The baby’s little fingers were clasping and unclasping, and his little feet were kicking. Then the doctor stuck the scissors in the back of his head, and the baby’s arms jerked out, like a startle reaction, like a flinch, like a baby does when he thinks he is going to fall.

The doctor opened up the scissors, stuck a high-powered suction tube into the opening, and sucked the baby’s brains out. Now the baby went completely limp…"


It doesn't seem to have occurred to Kennedy that his opinion in Casey is responsible for this homicide. Or maybe it has occurred to him and he can't bear to think about it.

Saint Croix said...

I think it's critical that we get one pro-lifer on the Supreme Court, who will fight hard for the baby's right-to-life. Such a person will challenge the Supreme Court's orthodoxy.

For instance, the Carhart cases should have been quite a challenge to the born/unborn and baby/fetus distinctions. These babies are halfway outside the birth canal! Is it a fetus or is it a baby?

Are babies people who are entitled to the equal protection of the laws?

These are primal and important questions. And the Supreme Court wants to ignore them!

The Supreme Court can only act this way because there are no pro-lifers on the Supreme Court. And by "pro-lifer" I mean there is nobody who thinks these babies are people who are entitled to the equal protection of the laws.

Scalia, for instance, is incredibly smart. And yet he is so upset by this issue that he cannot engage with it.
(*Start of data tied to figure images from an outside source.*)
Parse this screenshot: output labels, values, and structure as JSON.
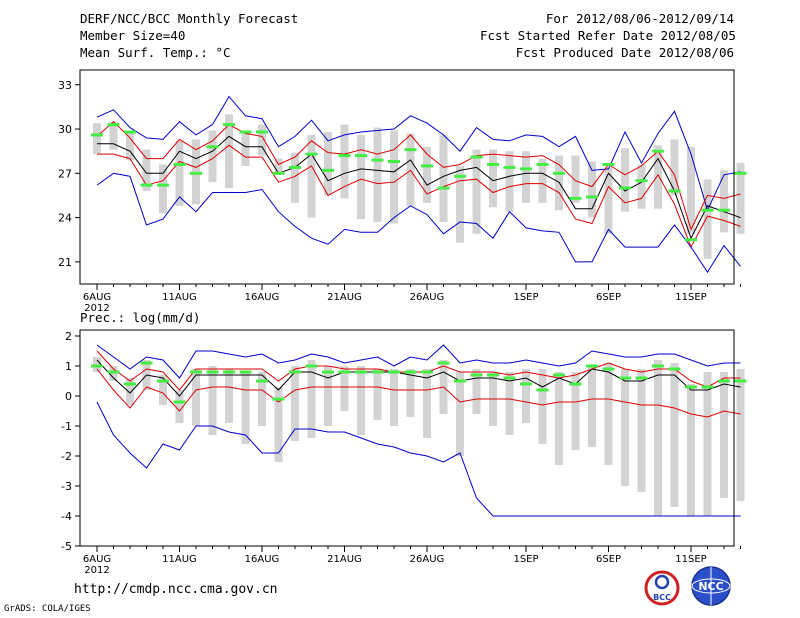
{
  "header": {
    "title": "DERF/NCC/BCC Monthly Forecast",
    "member_size": "Member Size=40",
    "variable": "Mean Surf. Temp.: °C",
    "period": "For 2012/08/06-2012/09/14",
    "started": "Fcst Started Refer Date 2012/08/05",
    "produced": "Fcst Produced Date 2012/08/06"
  },
  "footer": {
    "url": "http://cmdp.ncc.cma.gov.cn",
    "credit": "GrADS: COLA/IGES"
  },
  "logos": [
    {
      "name": "bcc-logo",
      "text": "BCC"
    },
    {
      "name": "ncc-logo",
      "text": "NCC"
    }
  ],
  "colors": {
    "box": "#d3d3d3",
    "ensemble_mean": "#000000",
    "spread": "#dd0000",
    "envelope": "#0000cc",
    "median_marker": "#44ee44"
  },
  "chart_data": [
    {
      "type": "box-plume",
      "title": "Mean Surf. Temp.: °C",
      "xlabel": "",
      "ylabel": "°C",
      "ylim": [
        19.5,
        34
      ],
      "yticks": [
        21,
        24,
        27,
        30,
        33
      ],
      "xticks": [
        {
          "day": 1,
          "label": "6AUG"
        },
        {
          "day": 6,
          "label": "11AUG"
        },
        {
          "day": 11,
          "label": "16AUG"
        },
        {
          "day": 16,
          "label": "21AUG"
        },
        {
          "day": 21,
          "label": "26AUG"
        },
        {
          "day": 27,
          "label": "1SEP"
        },
        {
          "day": 32,
          "label": "6SEP"
        },
        {
          "day": 37,
          "label": "11SEP"
        }
      ],
      "year_label": "2012",
      "days": [
        1,
        2,
        3,
        4,
        5,
        6,
        7,
        8,
        9,
        10,
        11,
        12,
        13,
        14,
        15,
        16,
        17,
        18,
        19,
        20,
        21,
        22,
        23,
        24,
        25,
        26,
        27,
        28,
        29,
        30,
        31,
        32,
        33,
        34,
        35,
        36,
        37,
        38,
        39,
        40
      ],
      "box_low": [
        28.3,
        28.6,
        27.9,
        25.8,
        24.3,
        24.8,
        24.9,
        26.4,
        26.0,
        27.5,
        28.2,
        27.0,
        25.0,
        24.0,
        25.5,
        25.3,
        23.9,
        23.7,
        23.6,
        24.8,
        25.0,
        23.7,
        22.3,
        22.9,
        24.7,
        24.4,
        25.0,
        25.0,
        24.5,
        25.0,
        24.0,
        22.9,
        24.4,
        24.6,
        24.6,
        25.5,
        22.9,
        21.2,
        23.0,
        22.9
      ],
      "box_high": [
        30.4,
        30.5,
        29.9,
        28.6,
        27.6,
        29.2,
        29.3,
        29.9,
        31.0,
        29.7,
        30.3,
        28.0,
        28.4,
        29.6,
        29.8,
        30.3,
        29.6,
        30.1,
        29.9,
        29.7,
        28.8,
        29.6,
        27.5,
        28.6,
        28.6,
        28.5,
        28.5,
        28.0,
        28.2,
        28.2,
        27.8,
        27.4,
        28.7,
        27.6,
        28.9,
        29.3,
        28.8,
        26.6,
        27.2,
        27.7
      ],
      "median": [
        29.6,
        30.3,
        29.8,
        26.2,
        26.2,
        27.6,
        27.0,
        28.8,
        30.3,
        29.8,
        29.8,
        27.0,
        27.4,
        28.3,
        27.2,
        28.2,
        28.2,
        27.9,
        27.8,
        28.6,
        27.5,
        26.0,
        26.8,
        28.1,
        27.6,
        27.4,
        27.3,
        27.6,
        27.0,
        25.3,
        25.4,
        27.6,
        26.0,
        26.5,
        28.5,
        25.8,
        22.5,
        24.5,
        24.5,
        27.0
      ],
      "series": [
        {
          "name": "ensemble-max",
          "color": "#0000cc",
          "values": [
            30.8,
            31.3,
            30.1,
            29.4,
            29.3,
            30.5,
            29.6,
            30.3,
            32.2,
            30.9,
            30.7,
            28.8,
            29.5,
            30.6,
            29.2,
            29.6,
            29.8,
            29.9,
            30.0,
            30.9,
            30.4,
            29.6,
            28.5,
            30.1,
            29.3,
            29.2,
            29.6,
            29.5,
            28.8,
            29.5,
            27.2,
            27.3,
            29.8,
            27.7,
            29.7,
            31.2,
            28.3,
            24.5,
            26.9,
            27.1
          ]
        },
        {
          "name": "mean-plus-sd",
          "color": "#dd0000",
          "values": [
            29.5,
            30.5,
            29.4,
            28.0,
            28.0,
            29.3,
            28.6,
            29.2,
            30.3,
            29.7,
            29.5,
            27.6,
            28.1,
            29.2,
            28.4,
            28.3,
            28.6,
            28.3,
            28.6,
            29.6,
            28.3,
            27.4,
            27.6,
            28.2,
            28.3,
            28.2,
            28.1,
            28.2,
            27.6,
            26.5,
            26.1,
            27.6,
            26.9,
            27.5,
            28.5,
            26.9,
            23.2,
            25.5,
            25.3,
            25.6
          ]
        },
        {
          "name": "ensemble-mean",
          "color": "#000000",
          "values": [
            29.0,
            29.0,
            28.5,
            27.0,
            27.0,
            28.5,
            28.0,
            28.5,
            29.5,
            28.8,
            28.8,
            27.0,
            27.4,
            28.3,
            26.5,
            27.0,
            27.3,
            27.2,
            27.1,
            27.9,
            26.2,
            26.8,
            27.2,
            27.4,
            26.5,
            26.8,
            27.0,
            27.0,
            26.4,
            24.6,
            24.6,
            27.0,
            25.8,
            26.4,
            28.0,
            25.8,
            22.6,
            24.8,
            24.4,
            24.0
          ]
        },
        {
          "name": "mean-minus-sd",
          "color": "#dd0000",
          "values": [
            28.3,
            28.3,
            28.0,
            26.2,
            26.5,
            27.8,
            27.4,
            28.0,
            28.9,
            28.1,
            28.1,
            26.4,
            26.8,
            27.5,
            25.5,
            26.1,
            26.6,
            26.3,
            26.4,
            27.2,
            25.6,
            26.1,
            26.5,
            26.6,
            25.7,
            26.1,
            26.3,
            26.3,
            25.7,
            23.9,
            23.6,
            26.1,
            25.0,
            25.3,
            26.9,
            24.9,
            22.0,
            24.1,
            23.8,
            23.4
          ]
        },
        {
          "name": "ensemble-min",
          "color": "#0000cc",
          "values": [
            26.2,
            27.0,
            26.8,
            23.5,
            23.9,
            25.4,
            24.4,
            25.7,
            25.7,
            25.7,
            25.9,
            24.4,
            23.4,
            22.6,
            22.2,
            23.2,
            23.0,
            23.0,
            24.0,
            24.8,
            24.2,
            22.9,
            23.7,
            23.6,
            22.6,
            24.4,
            23.3,
            23.1,
            23.0,
            21.0,
            21.0,
            23.2,
            22.0,
            22.0,
            22.0,
            23.5,
            22.0,
            20.3,
            22.1,
            20.7
          ]
        }
      ]
    },
    {
      "type": "box-plume",
      "title": "Prec.: log(mm/d)",
      "xlabel": "",
      "ylabel": "log(mm/d)",
      "ylim": [
        -5,
        2.2
      ],
      "yticks": [
        -5,
        -4,
        -3,
        -2,
        -1,
        0,
        1,
        2
      ],
      "xticks": [
        {
          "day": 1,
          "label": "6AUG"
        },
        {
          "day": 6,
          "label": "11AUG"
        },
        {
          "day": 11,
          "label": "16AUG"
        },
        {
          "day": 16,
          "label": "21AUG"
        },
        {
          "day": 21,
          "label": "26AUG"
        },
        {
          "day": 27,
          "label": "1SEP"
        },
        {
          "day": 32,
          "label": "6SEP"
        },
        {
          "day": 37,
          "label": "11SEP"
        }
      ],
      "year_label": "2012",
      "days": [
        1,
        2,
        3,
        4,
        5,
        6,
        7,
        8,
        9,
        10,
        11,
        12,
        13,
        14,
        15,
        16,
        17,
        18,
        19,
        20,
        21,
        22,
        23,
        24,
        25,
        26,
        27,
        28,
        29,
        30,
        31,
        32,
        33,
        34,
        35,
        36,
        37,
        38,
        39,
        40
      ],
      "box_low": [
        0.8,
        0.5,
        -0.3,
        0.2,
        -0.3,
        -0.9,
        -1.0,
        -1.3,
        -0.9,
        -1.6,
        -1.0,
        -2.2,
        -1.5,
        -1.4,
        -1.0,
        -0.5,
        -1.3,
        -0.8,
        -1.0,
        -0.7,
        -1.4,
        -0.6,
        -2.0,
        -0.6,
        -1.0,
        -1.3,
        -0.9,
        -1.6,
        -2.3,
        -1.8,
        -1.7,
        -2.3,
        -3.0,
        -3.2,
        -4.0,
        -3.7,
        -4.0,
        -4.0,
        -3.4,
        -3.5
      ],
      "box_high": [
        1.3,
        1.0,
        0.6,
        1.2,
        0.7,
        0.2,
        0.9,
        1.0,
        0.9,
        0.8,
        0.8,
        0.3,
        1.0,
        1.2,
        1.0,
        1.0,
        1.0,
        0.9,
        0.9,
        0.9,
        0.9,
        1.2,
        0.8,
        0.9,
        0.8,
        0.8,
        0.9,
        0.9,
        0.8,
        0.8,
        1.0,
        1.1,
        0.9,
        0.9,
        1.2,
        1.1,
        0.4,
        0.8,
        0.8,
        0.9
      ],
      "median": [
        1.0,
        0.8,
        0.4,
        1.1,
        0.5,
        -0.2,
        0.8,
        0.8,
        0.8,
        0.8,
        0.5,
        -0.1,
        0.8,
        1.0,
        0.8,
        0.8,
        0.8,
        0.8,
        0.8,
        0.8,
        0.8,
        1.1,
        0.5,
        0.7,
        0.7,
        0.6,
        0.4,
        0.2,
        0.7,
        0.4,
        1.0,
        0.9,
        0.6,
        0.6,
        1.0,
        0.9,
        0.3,
        0.3,
        0.5,
        0.5
      ],
      "series": [
        {
          "name": "ensemble-max",
          "color": "#0000cc",
          "values": [
            1.7,
            1.3,
            0.9,
            1.3,
            1.2,
            0.6,
            1.5,
            1.5,
            1.4,
            1.3,
            1.4,
            1.1,
            1.2,
            1.4,
            1.3,
            1.1,
            1.2,
            1.3,
            1.0,
            1.3,
            1.2,
            1.7,
            1.1,
            1.2,
            1.1,
            1.1,
            1.2,
            1.1,
            1.0,
            1.1,
            1.5,
            1.4,
            1.3,
            1.3,
            1.4,
            1.4,
            1.2,
            1.0,
            1.1,
            1.1
          ]
        },
        {
          "name": "mean-plus-sd",
          "color": "#dd0000",
          "values": [
            1.5,
            0.9,
            0.5,
            0.9,
            0.8,
            0.2,
            0.9,
            0.9,
            0.9,
            0.9,
            0.9,
            0.5,
            0.9,
            1.0,
            1.0,
            0.9,
            0.9,
            0.9,
            0.8,
            0.8,
            0.8,
            1.0,
            0.8,
            0.8,
            0.8,
            0.7,
            0.8,
            0.7,
            0.6,
            0.7,
            0.9,
            1.1,
            0.9,
            0.8,
            0.9,
            0.9,
            0.5,
            0.3,
            0.6,
            0.6
          ]
        },
        {
          "name": "ensemble-mean",
          "color": "#000000",
          "values": [
            1.2,
            0.6,
            0.1,
            0.7,
            0.6,
            0.0,
            0.7,
            0.7,
            0.7,
            0.7,
            0.7,
            0.2,
            0.8,
            0.8,
            0.6,
            0.8,
            0.8,
            0.8,
            0.8,
            0.7,
            0.6,
            0.8,
            0.5,
            0.6,
            0.6,
            0.5,
            0.6,
            0.3,
            0.6,
            0.4,
            0.9,
            0.8,
            0.5,
            0.5,
            0.7,
            0.7,
            0.2,
            0.2,
            0.4,
            0.3
          ]
        },
        {
          "name": "mean-minus-sd",
          "color": "#dd0000",
          "values": [
            0.9,
            0.2,
            -0.4,
            0.3,
            0.1,
            -0.5,
            0.2,
            0.3,
            0.3,
            0.2,
            0.2,
            -0.2,
            0.2,
            0.3,
            0.3,
            0.3,
            0.3,
            0.3,
            0.2,
            0.2,
            0.2,
            0.3,
            -0.2,
            -0.1,
            -0.1,
            -0.1,
            -0.2,
            -0.3,
            -0.2,
            -0.2,
            -0.1,
            -0.1,
            -0.2,
            -0.3,
            -0.3,
            -0.4,
            -0.6,
            -0.7,
            -0.5,
            -0.6
          ]
        },
        {
          "name": "ensemble-min",
          "color": "#0000cc",
          "values": [
            -0.2,
            -1.3,
            -1.9,
            -2.4,
            -1.6,
            -1.8,
            -1.0,
            -1.0,
            -1.2,
            -1.3,
            -1.9,
            -1.9,
            -1.1,
            -1.1,
            -1.2,
            -1.2,
            -1.4,
            -1.6,
            -1.7,
            -1.9,
            -2.0,
            -2.2,
            -1.9,
            -3.4,
            -4.0,
            -4.0,
            -4.0,
            -4.0,
            -4.0,
            -4.0,
            -4.0,
            -4.0,
            -4.0,
            -4.0,
            -4.0,
            -4.0,
            -4.0,
            -4.0,
            -4.0,
            -4.0
          ]
        }
      ]
    }
  ]
}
His Carhart dissent compares the babies killed in abortion clinics with Dred Scott and Korematsu.

Yet Dred Scott is a person! Korematsu is a person! Are these babies people?

Scalia himself defines these babies as non-persons. How can he say one thing, while believing another?

Scalia has boxed in his emotions, and they are not influencing his thought. Presumably he thinks his job requires this. Yet this repression has made his thought and his opinion incoherent.

I attack Scalia's abortion jurisprudence here.

edutcher said...

the best way to beat the Lefties is use their own nonsense to do it.

This is a great example.

dc said...

I don't get Scalia either.I know he's a conservative catholic and thus accepts the Vaticans view that abortion is an"unspeakable crime".I think that Scalia's opinion is that the constitution has nothing to say about abortion one way or the other.This implies the the non personhood of the unborn baby.Why he would accept that view is beyond me.